Research Team: Prashanth Venkataram (lead), Jesus Barajas, and Dan Sperling
UC Campus(es): UC Davis
Problem Statement: The last five years in California have seen annual averages of over 3,800 fatalities, nearly 15,900 serious (but not fatal) injuries, and over 233,100 minor injuries from vehicular collisions. These collisions disproportionately occur in marginalized neighborhoods and victimize people from socioeconomically marginalized groups, including people with disabilities. Despite the physical injuries and mental traumas that collisions can inflict upon victims, loved ones, emergency responders, and even otherwise unrelated bystanders, little is known about the effects of collisions on their travel behavior, such as frequency of travel and mode choices. Hypothetically, decreases in travel frequency could significantly harm socioeconomic equity, as victims or loved ones who travel less may participate less in the economy as workers or consumers, and these effects may be amplified for people with disabilities, who already face disadvantages with respect to access and mobility. Additionally, changes in mode choices, especially away from public or active transportation toward private vehicular transportation, may undercut Caltrans’s connected goals for road safety, equity, and greenhouse gas emission reduction in the California Transportation Plan 2050, Caltrans 2020-2024 Strategic Plan, and California 2020-2024 Strategic Highway Safety Plan.

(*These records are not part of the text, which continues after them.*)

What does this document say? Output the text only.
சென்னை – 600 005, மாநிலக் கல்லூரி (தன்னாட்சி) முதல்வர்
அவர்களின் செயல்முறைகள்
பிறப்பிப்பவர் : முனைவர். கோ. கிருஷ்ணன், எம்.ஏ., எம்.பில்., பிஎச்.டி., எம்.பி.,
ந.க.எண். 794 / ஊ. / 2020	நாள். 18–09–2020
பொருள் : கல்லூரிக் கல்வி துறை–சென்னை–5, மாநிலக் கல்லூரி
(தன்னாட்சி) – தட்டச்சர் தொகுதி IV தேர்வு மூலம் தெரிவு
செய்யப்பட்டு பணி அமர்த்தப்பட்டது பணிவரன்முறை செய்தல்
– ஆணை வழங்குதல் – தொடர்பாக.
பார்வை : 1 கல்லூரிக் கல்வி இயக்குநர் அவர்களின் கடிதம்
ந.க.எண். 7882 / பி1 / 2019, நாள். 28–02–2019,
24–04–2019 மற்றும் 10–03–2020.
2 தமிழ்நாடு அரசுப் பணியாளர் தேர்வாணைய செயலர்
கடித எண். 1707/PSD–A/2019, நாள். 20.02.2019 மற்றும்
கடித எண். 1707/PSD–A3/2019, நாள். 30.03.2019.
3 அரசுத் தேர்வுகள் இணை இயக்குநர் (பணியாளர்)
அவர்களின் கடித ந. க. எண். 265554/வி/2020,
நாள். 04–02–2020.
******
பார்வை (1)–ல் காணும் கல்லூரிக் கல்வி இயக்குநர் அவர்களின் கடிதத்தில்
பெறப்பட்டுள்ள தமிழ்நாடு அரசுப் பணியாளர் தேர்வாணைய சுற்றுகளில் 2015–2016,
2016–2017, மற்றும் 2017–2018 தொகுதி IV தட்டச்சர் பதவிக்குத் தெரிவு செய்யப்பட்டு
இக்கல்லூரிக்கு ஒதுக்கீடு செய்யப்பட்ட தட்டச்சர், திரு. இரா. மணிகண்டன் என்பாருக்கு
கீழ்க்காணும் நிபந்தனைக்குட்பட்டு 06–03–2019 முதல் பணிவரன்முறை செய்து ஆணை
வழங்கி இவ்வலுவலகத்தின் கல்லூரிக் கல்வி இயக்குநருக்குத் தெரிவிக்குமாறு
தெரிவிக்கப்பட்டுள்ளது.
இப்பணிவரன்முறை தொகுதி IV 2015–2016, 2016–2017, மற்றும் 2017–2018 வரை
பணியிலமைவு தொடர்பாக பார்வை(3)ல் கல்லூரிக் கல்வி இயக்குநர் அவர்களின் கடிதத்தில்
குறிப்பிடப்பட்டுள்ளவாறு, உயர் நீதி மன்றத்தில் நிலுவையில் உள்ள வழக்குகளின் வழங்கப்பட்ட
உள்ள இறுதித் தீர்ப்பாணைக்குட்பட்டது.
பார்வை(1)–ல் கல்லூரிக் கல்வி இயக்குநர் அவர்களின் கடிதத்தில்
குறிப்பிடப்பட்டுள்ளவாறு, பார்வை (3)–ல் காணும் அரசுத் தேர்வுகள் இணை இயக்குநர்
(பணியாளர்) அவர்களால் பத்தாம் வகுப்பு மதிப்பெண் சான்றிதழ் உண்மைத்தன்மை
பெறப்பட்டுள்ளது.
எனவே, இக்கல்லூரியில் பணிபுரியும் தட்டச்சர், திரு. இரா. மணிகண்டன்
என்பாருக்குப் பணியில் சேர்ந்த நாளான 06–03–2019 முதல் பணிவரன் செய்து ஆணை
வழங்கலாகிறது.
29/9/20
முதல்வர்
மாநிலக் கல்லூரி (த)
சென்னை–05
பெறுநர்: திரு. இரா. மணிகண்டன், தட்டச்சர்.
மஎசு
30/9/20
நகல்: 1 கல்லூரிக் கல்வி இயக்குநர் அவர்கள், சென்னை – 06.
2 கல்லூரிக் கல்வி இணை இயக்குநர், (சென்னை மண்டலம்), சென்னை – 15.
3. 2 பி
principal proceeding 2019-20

Project Description: This study aims to answer: (1) How do experiences with collisions or near misses affect travel frequencies and mode choices among people with disabilities? (2) Do experiences with collisions or near misses correlate with people being less likely to use certain vehicular modes (e.g., driving, riding as a passenger, or using taxis, ridehailing services, or paratransit) compared to those without such experiences? To answer these questions, this project will use informal interviews, focus groups, and a survey. The research team will work with community-based organizations (CBOs) throughout California, especially those that advocate for people with disabilities, who are disproportionately vulnerable to collisions, as well as those which advocate for road safety in socioeconomically marginalized communities. Informal interviews and focus groups with representatives from those CBOs will help the researchers better understand issues facing people experiencing collisions and near misses, what questions may be too sensitive or problematic to ask such people, and policy challenges. Following these discussions, the research team will survey adults in California about their current frequencies of using different modes of transportation, firsthand or secondhand experiences with collisions or near misses, the extent to which those experiences have influenced their mode choices, their neighborhood type, and demographic, socioeconomic, and disability status. Findings will contribute to formulating policies for roadway safety, transportation equity, and greenhouse gas emission reduction.